0
15995
Газета Культура Печатная версия

16.10.2022 19:39:00

Иосиф Райхельгауз: "Я не хочу помогать Астрахану разрушать театр"

Экс-худрук "Школы современной пьесы" дал "НГ" первое интервью после увольнения

Тэги: театр, иосиф райхельгауз, интервью


театр, иосиф райхельгауз, интервью «Школе современной пьесы» 33 года, и первый год театр существует без основателя. Фото РИА Новости

Иосиф Райхельгауз больше не работает в театре «Школа современной пьесы» – еще недавно такая формулировка звучала бы оксюмороном. Но сегодня – это будничный факт. Как на самом деле режиссер отреагировал на увольнение, что думает о политике и о том, почему не собирается эмигрировать, корреспондент «НГ» Елизавета АВДОШИНА поговорила с Иосифом РАЙХЕЛЬГАУЗОМ.

– Нынешний сезон «Школа современной пьесы» впервые открыла без своего основателя. Официально никаких комментариев не было, но, судя по всему, вам не продлили контракт в связи с высказываемой вами политической позицией о СВО.
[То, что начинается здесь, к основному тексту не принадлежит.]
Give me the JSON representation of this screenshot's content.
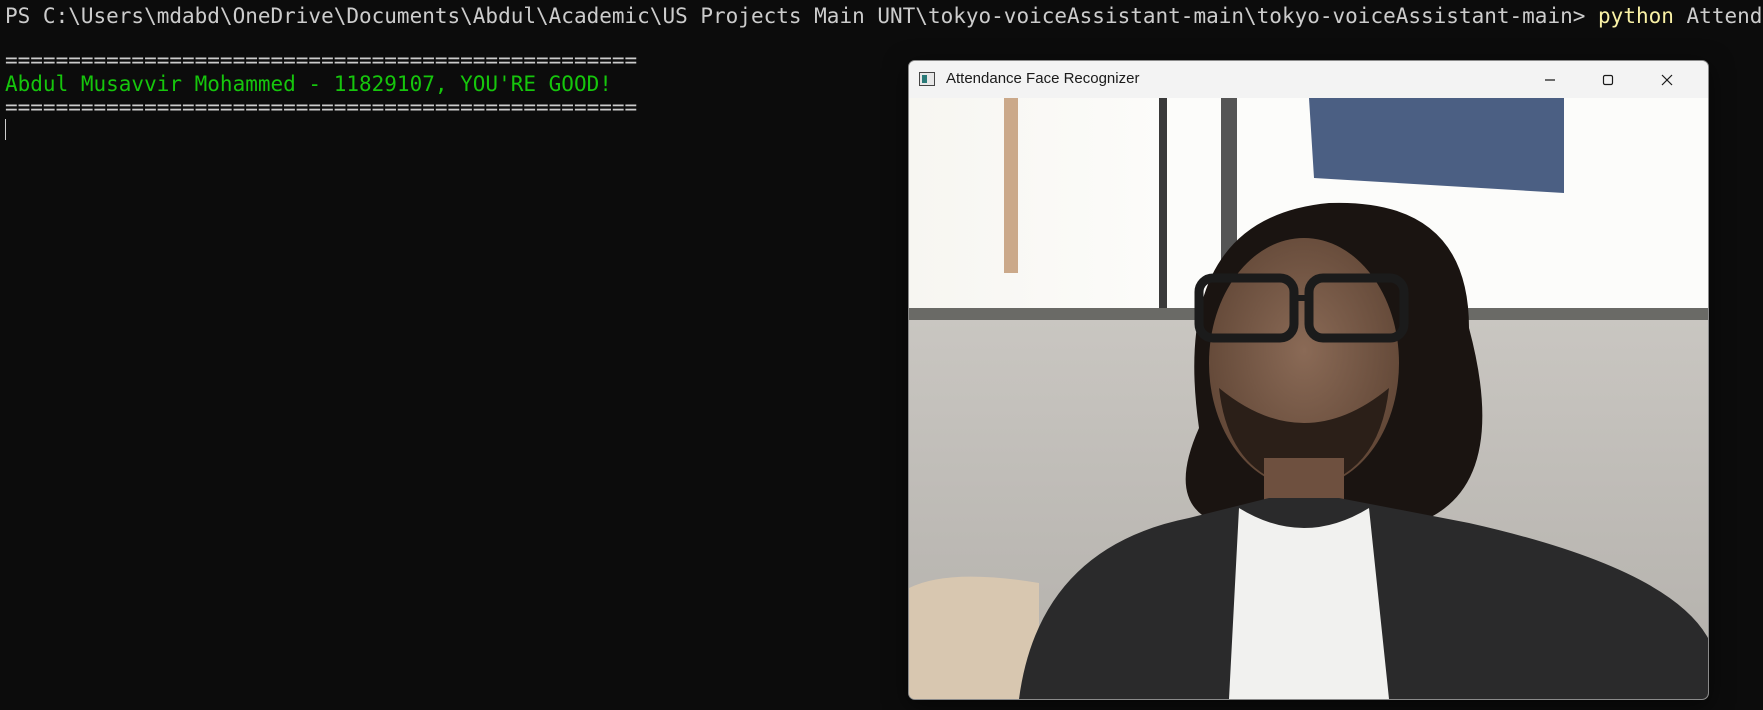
{
  "terminal": {
    "prompt": "PS C:\\Users\\mdabd\\OneDrive\\Documents\\Abdul\\Academic\\US Projects Main UNT\\tokyo-voiceAssistant-main\\tokyo-voiceAssistant-main> ",
    "command": "python",
    "argument": " Attendance.py",
    "rule": "==================================================",
    "result": "Abdul Musavvir Mohammed - 11829107, YOU'RE GOOD!"
  },
  "window": {
    "title": "Attendance Face Recognizer",
    "controls": {
      "minimize": "minimize-icon",
      "maximize": "maximize-icon",
      "close": "close-icon"
    }
  },
  "colors": {
    "terminal_bg": "#0c0c0c",
    "terminal_text": "#cccccc",
    "command": "#f9f1a5",
    "success": "#16c60c"
  }
}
– Видите ли, конечно, у меня ощущение, что со мной поступили несправедливо. Я этот театр придумал, собрал, получил для него помещение, передал это помещение городу Москве (здание было федеральным), собрал уникальную труппу. За много лет здесь играли и работали выдающиеся артисты. И сейчас в труппе девять народных артистов; к сожалению, Альберт Филозов и Алексей Петренко умерли не так давно, а было 11. И это театр, где до последних дней жизни играли Мария Миронова, Михаил Глузский, Людмила Гурченко, Любовь Полищук, Владимир Качан. Это театр, который представлял Россию в 52 странах мира, на огромном количестве фестивалей мы получали Гран-при.

Театр государственный. Государство имеет право поступать с ним и с его руководством как считает нужным. Но это был не только по моему мнению уникальный театр, который 33 сезона существования выпускал только мировые премьеры. Лучшие прозаики и драматурги отдавали нам свои пьесы и их премьеры были у нас и только потом – в других театрах. У нас показали первые спектакли и родились театры: «Мастерская Петра Фоменко», Театр Елены Камбуровой, «Квартет И», Евгений Гришковец выпускал здесь все свои моноспектакли и большинство его пьес я ставил первым. И даже когда мы классику ставили, это была игра с классиком – с Грибоедовым, Чеховым, Сервантесом и так далее.

– А что с непродлением контракта?

– Мне ведь никто не сформулировал точно, почему меня уволили. Из того, что я знаю, понимаю, из того, что ходит по интернету, из того, что ходило в каких-то цитатах, большинство из этого мне приписано, я этого не говорил.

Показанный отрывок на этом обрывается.